Judges seem to favor sending Noriega to France for trial

MIAMI — Lawyers for Manuel Antonio Noriega, the jailed Panamanian general whose country was invaded by the United States almost two decades ago, faced tough questions Wednesday from an appeals court that seemed to support his extradition to France rather than his repatriation to Panama.

Noriega, a convicted narcotrafficker incarcerated in a Southwest Miami-Dade prison, is appealing an extradition order on money-laundering charges in France in the hope of returning to his native country.

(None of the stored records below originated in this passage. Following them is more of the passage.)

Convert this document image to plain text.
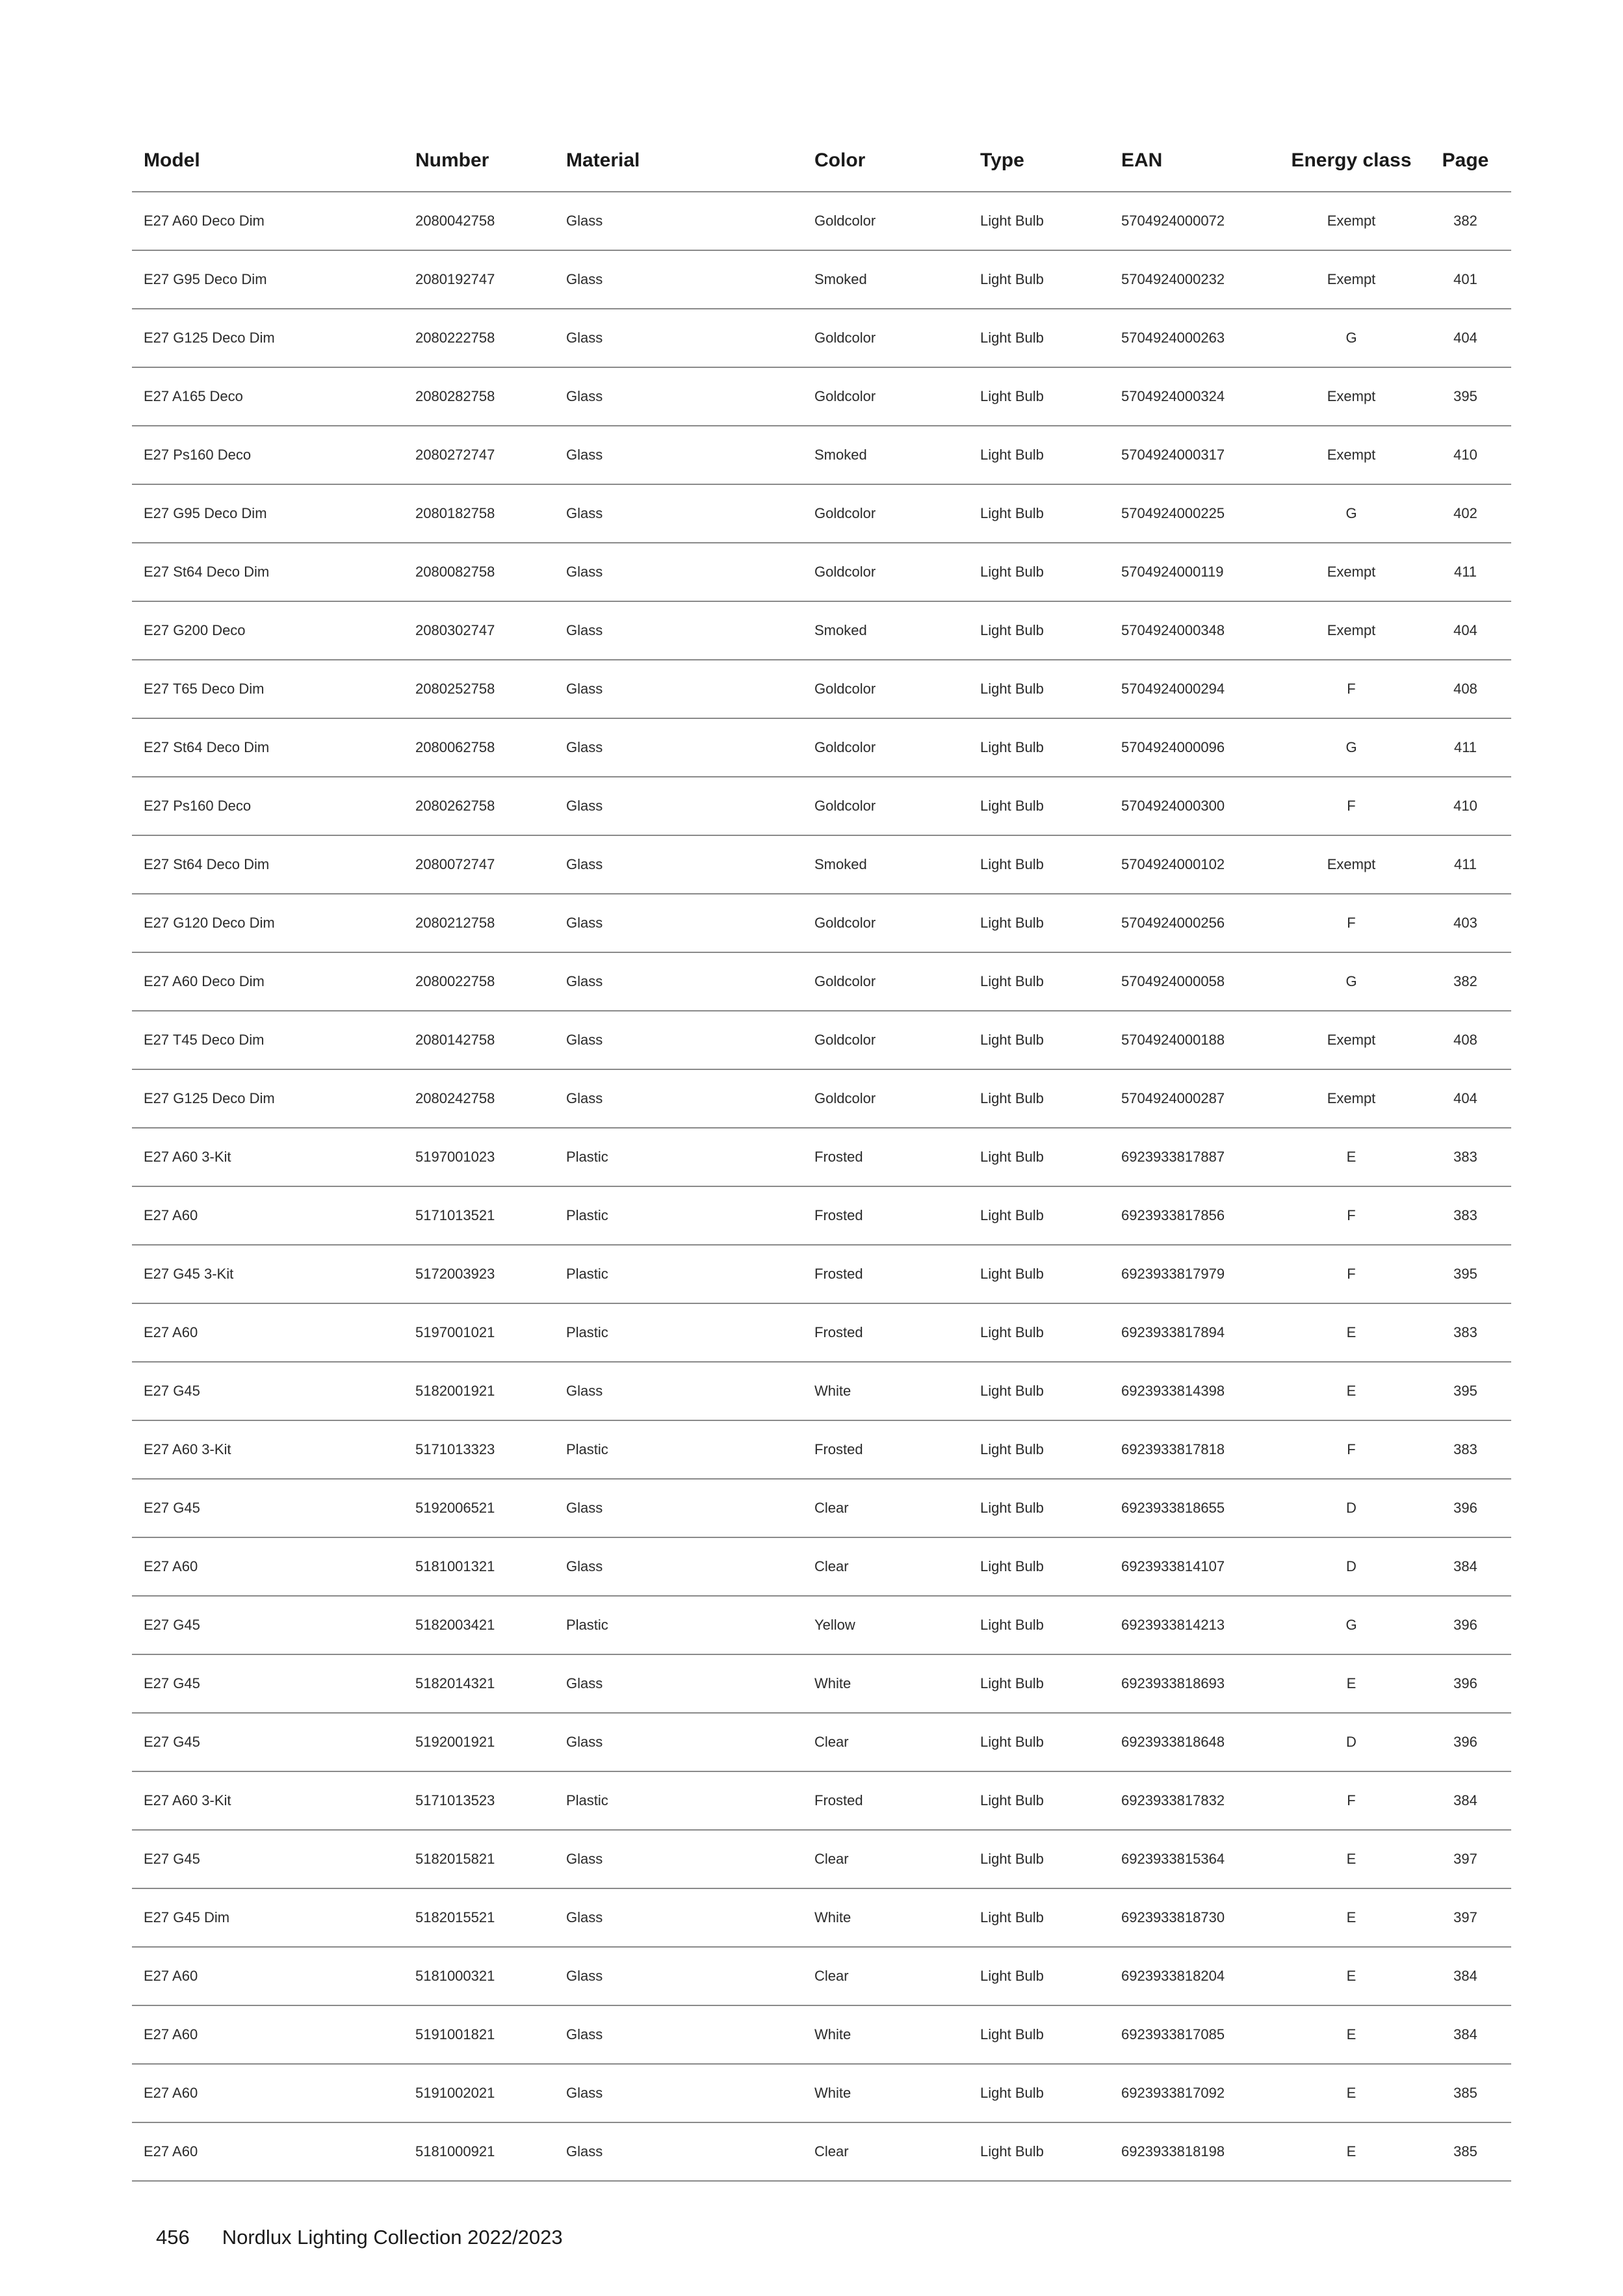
Model	Number	Material	Color	Type	EAN	Energy class	Page
E27 A60 Deco Dim	2080042758	Glass	Goldcolor	Light Bulb	5704924000072	Exempt	382
E27 G95 Deco Dim	2080192747	Glass	Smoked	Light Bulb	5704924000232	Exempt	401
E27 G125 Deco Dim	2080222758	Glass	Goldcolor	Light Bulb	5704924000263	G	404
E27 A165 Deco	2080282758	Glass	Goldcolor	Light Bulb	5704924000324	Exempt	395
E27 Ps160 Deco	2080272747	Glass	Smoked	Light Bulb	5704924000317	Exempt	410
E27 G95 Deco Dim	2080182758	Glass	Goldcolor	Light Bulb	5704924000225	G	402
E27 St64 Deco Dim	2080082758	Glass	Goldcolor	Light Bulb	5704924000119	Exempt	411
E27 G200 Deco	2080302747	Glass	Smoked	Light Bulb	5704924000348	Exempt	404
E27 T65 Deco Dim	2080252758	Glass	Goldcolor	Light Bulb	5704924000294	F	408
E27 St64 Deco Dim	2080062758	Glass	Goldcolor	Light Bulb	5704924000096	G	411
E27 Ps160 Deco	2080262758	Glass	Goldcolor	Light Bulb	5704924000300	F	410
E27 St64 Deco Dim	2080072747	Glass	Smoked	Light Bulb	5704924000102	Exempt	411
E27 G120 Deco Dim	2080212758	Glass	Goldcolor	Light Bulb	5704924000256	F	403
E27 A60 Deco Dim	2080022758	Glass	Goldcolor	Light Bulb	5704924000058	G	382
E27 T45 Deco Dim	2080142758	Glass	Goldcolor	Light Bulb	5704924000188	Exempt	408
E27 G125 Deco Dim	2080242758	Glass	Goldcolor	Light Bulb	5704924000287	Exempt	404
E27 A60 3-Kit	5197001023	Plastic	Frosted	Light Bulb	6923933817887	E	383
E27 A60	5171013521	Plastic	Frosted	Light Bulb	6923933817856	F	383
E27 G45 3-Kit	5172003923	Plastic	Frosted	Light Bulb	6923933817979	F	395
E27 A60	5197001021	Plastic	Frosted	Light Bulb	6923933817894	E	383
E27 G45	5182001921	Glass	White	Light Bulb	6923933814398	E	395
E27 A60 3-Kit	5171013323	Plastic	Frosted	Light Bulb	6923933817818	F	383
E27 G45	5192006521	Glass	Clear	Light Bulb	6923933818655	D	396
E27 A60	5181001321	Glass	Clear	Light Bulb	6923933814107	D	384
E27 G45	5182003421	Plastic	Yellow	Light Bulb	6923933814213	G	396
E27 G45	5182014321	Glass	White	Light Bulb	6923933818693	E	396
E27 G45	5192001921	Glass	Clear	Light Bulb	6923933818648	D	396
E27 A60 3-Kit	5171013523	Plastic	Frosted	Light Bulb	6923933817832	F	384
E27 G45	5182015821	Glass	Clear	Light Bulb	6923933815364	E	397
E27 G45 Dim	5182015521	Glass	White	Light Bulb	6923933818730	E	397
E27 A60	5181000321	Glass	Clear	Light Bulb	6923933818204	E	384
E27 A60	5191001821	Glass	White	Light Bulb	6923933817085	E	384
E27 A60	5191002021	Glass	White	Light Bulb	6923933817092	E	385
E27 A60	5181000921	Glass	Clear	Light Bulb	6923933818198	E	385
456 Nordlux Lighting Collection 2022/2023
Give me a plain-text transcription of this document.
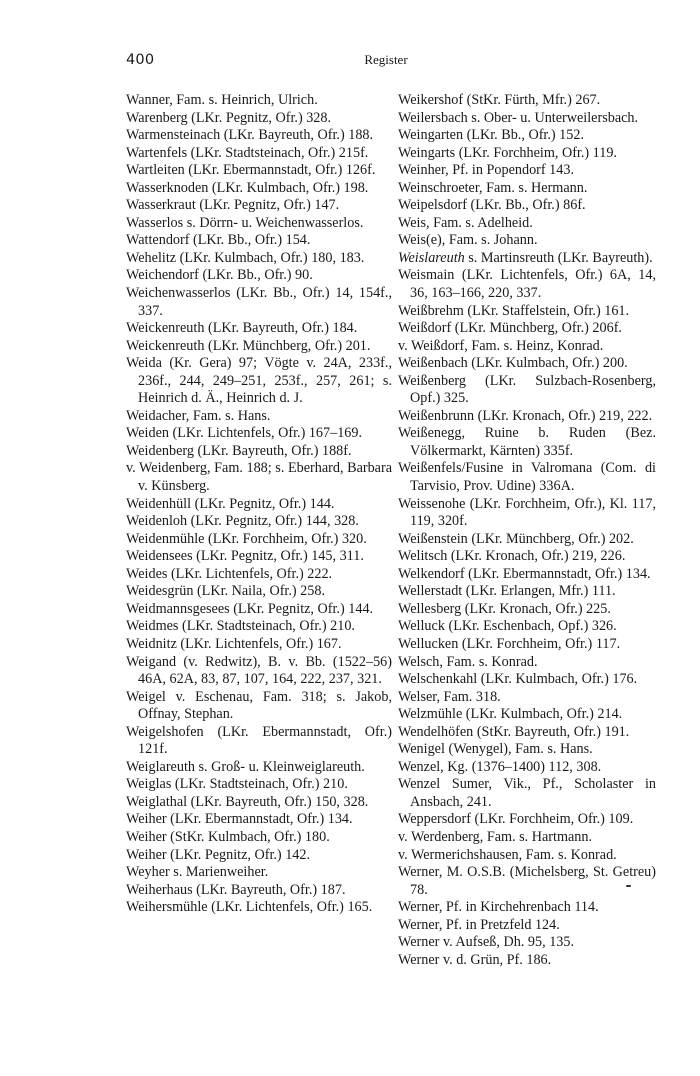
400	Register

Wanner, Fam. s. Heinrich, Ulrich.

Warenberg (LKr. Pegnitz, Ofr.) 328.

Warmensteinach (LKr. Bayreuth, Ofr.) 188.

Wartenfels (LKr. Stadtsteinach, Ofr.) 215f.

Wartleiten (LKr. Ebermannstadt, Ofr.) 126f.

Wasserknoden (LKr. Kulmbach, Ofr.) 198.

Wasserkraut (LKr. Pegnitz, Ofr.) 147.

Wasserlos s. Dörrn- u. Weichenwasserlos.

Wattendorf (LKr. Bb., Ofr.) 154.

Wehelitz (LKr. Kulmbach, Ofr.) 180, 183.

Weichendorf (LKr. Bb., Ofr.) 90.

Weichenwasserlos (LKr. Bb., Ofr.) 14, 154f., 337.

Weickenreuth (LKr. Bayreuth, Ofr.) 184.

Weickenreuth (LKr. Münchberg, Ofr.) 201.

Weida (Kr. Gera) 97; Vögte v. 24A, 233f., 236f., 244, 249–251, 253f., 257, 261; s. Heinrich d. Ä., Heinrich d. J.

Weidacher, Fam. s. Hans.

Weiden (LKr. Lichtenfels, Ofr.) 167–169.

Weidenberg (LKr. Bayreuth, Ofr.) 188f.

v. Weidenberg, Fam. 188; s. Eberhard, Barbara v. Künsberg.

Weidenhüll (LKr. Pegnitz, Ofr.) 144.

Weidenloh (LKr. Pegnitz, Ofr.) 144, 328.

Weidenmühle (LKr. Forchheim, Ofr.) 320.

Weidensees (LKr. Pegnitz, Ofr.) 145, 311.

Weides (LKr. Lichtenfels, Ofr.) 222.

Weidesgrün (LKr. Naila, Ofr.) 258.

Weidmannsgesees (LKr. Pegnitz, Ofr.) 144.

Weidmes (LKr. Stadtsteinach, Ofr.) 210.

Weidnitz (LKr. Lichtenfels, Ofr.) 167.

Weigand (v. Redwitz), B. v. Bb. (1522–56) 46A, 62A, 83, 87, 107, 164, 222, 237, 321.

Weigel v. Eschenau, Fam. 318; s. Jakob, Offnay, Stephan.

Weigelshofen (LKr. Ebermannstadt, Ofr.) 121f.

Weiglareuth s. Groß- u. Kleinweiglareuth.

Weiglas (LKr. Stadtsteinach, Ofr.) 210.

Weiglathal (LKr. Bayreuth, Ofr.) 150, 328.

Weiher (LKr. Ebermannstadt, Ofr.) 134.

Weiher (StKr. Kulmbach, Ofr.) 180.

Weiher (LKr. Pegnitz, Ofr.) 142.

Weyher s. Marienweiher.

Weiherhaus (LKr. Bayreuth, Ofr.) 187.

Weihersmühle (LKr. Lichtenfels, Ofr.) 165.

Weikershof (StKr. Fürth, Mfr.) 267.

Weilersbach s. Ober- u. Unterweilersbach.

Weingarten (LKr. Bb., Ofr.) 152.

Weingarts (LKr. Forchheim, Ofr.) 119.

Weinher, Pf. in Popendorf 143.

Weinschroeter, Fam. s. Hermann.

Weipelsdorf (LKr. Bb., Ofr.) 86f.

Weis, Fam. s. Adelheid.

Weis(e), Fam. s. Johann.

Weislareuth s. Martinsreuth (LKr. Bayreuth).

Weismain (LKr. Lichtenfels, Ofr.) 6A, 14, 36, 163–166, 220, 337.

Weißbrehm (LKr. Staffelstein, Ofr.) 161.

Weißdorf (LKr. Münchberg, Ofr.) 206f.

v. Weißdorf, Fam. s. Heinz, Konrad.

Weißenbach (LKr. Kulmbach, Ofr.) 200.

Weißenberg (LKr. Sulzbach-Rosenberg, Opf.) 325.

Weißenbrunn (LKr. Kronach, Ofr.) 219, 222.

Weißenegg, Ruine b. Ruden (Bez. Völkermarkt, Kärnten) 335f.

Weißenfels/Fusine in Valromana (Com. di Tarvisio, Prov. Udine) 336A.

Weissenohe (LKr. Forchheim, Ofr.), Kl. 117, 119, 320f.

Weißenstein (LKr. Münchberg, Ofr.) 202.

Welitsch (LKr. Kronach, Ofr.) 219, 226.

Welkendorf (LKr. Ebermannstadt, Ofr.) 134.

Wellerstadt (LKr. Erlangen, Mfr.) 111.

Wellesberg (LKr. Kronach, Ofr.) 225.

Welluck (LKr. Eschenbach, Opf.) 326.

Wellucken (LKr. Forchheim, Ofr.) 117.

Welsch, Fam. s. Konrad.

Welschenkahl (LKr. Kulmbach, Ofr.) 176.

Welser, Fam. 318.

Welzmühle (LKr. Kulmbach, Ofr.) 214.

Wendelhöfen (StKr. Bayreuth, Ofr.) 191.

Wenigel (Wenygel), Fam. s. Hans.

Wenzel, Kg. (1376–1400) 112, 308.

Wenzel Sumer, Vik., Pf., Scholaster in Ansbach, 241.

Weppersdorf (LKr. Forchheim, Ofr.) 109.

v. Werdenberg, Fam. s. Hartmann.

v. Wermerichshausen, Fam. s. Konrad.

Werner, M. O.S.B. (Michelsberg, St. Getreu) 78.

Werner, Pf. in Kirchehrenbach 114.

Werner, Pf. in Pretzfeld 124.

Werner v. Aufseß, Dh. 95, 135.

Werner v. d. Grün, Pf. 186.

Noriega, 73, asserts his status as a prisoner of war entitles him to be repatriated to Panama under the Geneva Conventions. But the federal judge who granted him POW status after his original trial in Miami has ruled the United States can extradite him to France, setting the stage for Wednesday's appeal arguments.

''The convention trumps extradition,'' argued Jon May, one of Noriega's lawyers.

But a three-judge panel of the 11th U.S. Circuit Court of Appeals questioned whether Noriega has any protections under the international treaty to fight his extradition order -- especially in light of a 2006 law passed by Congress that strictly limited the rights of enemy combatants such as those at Guantánamo Bay, Cuba, to file habeas corpus petitions in U.S. courts.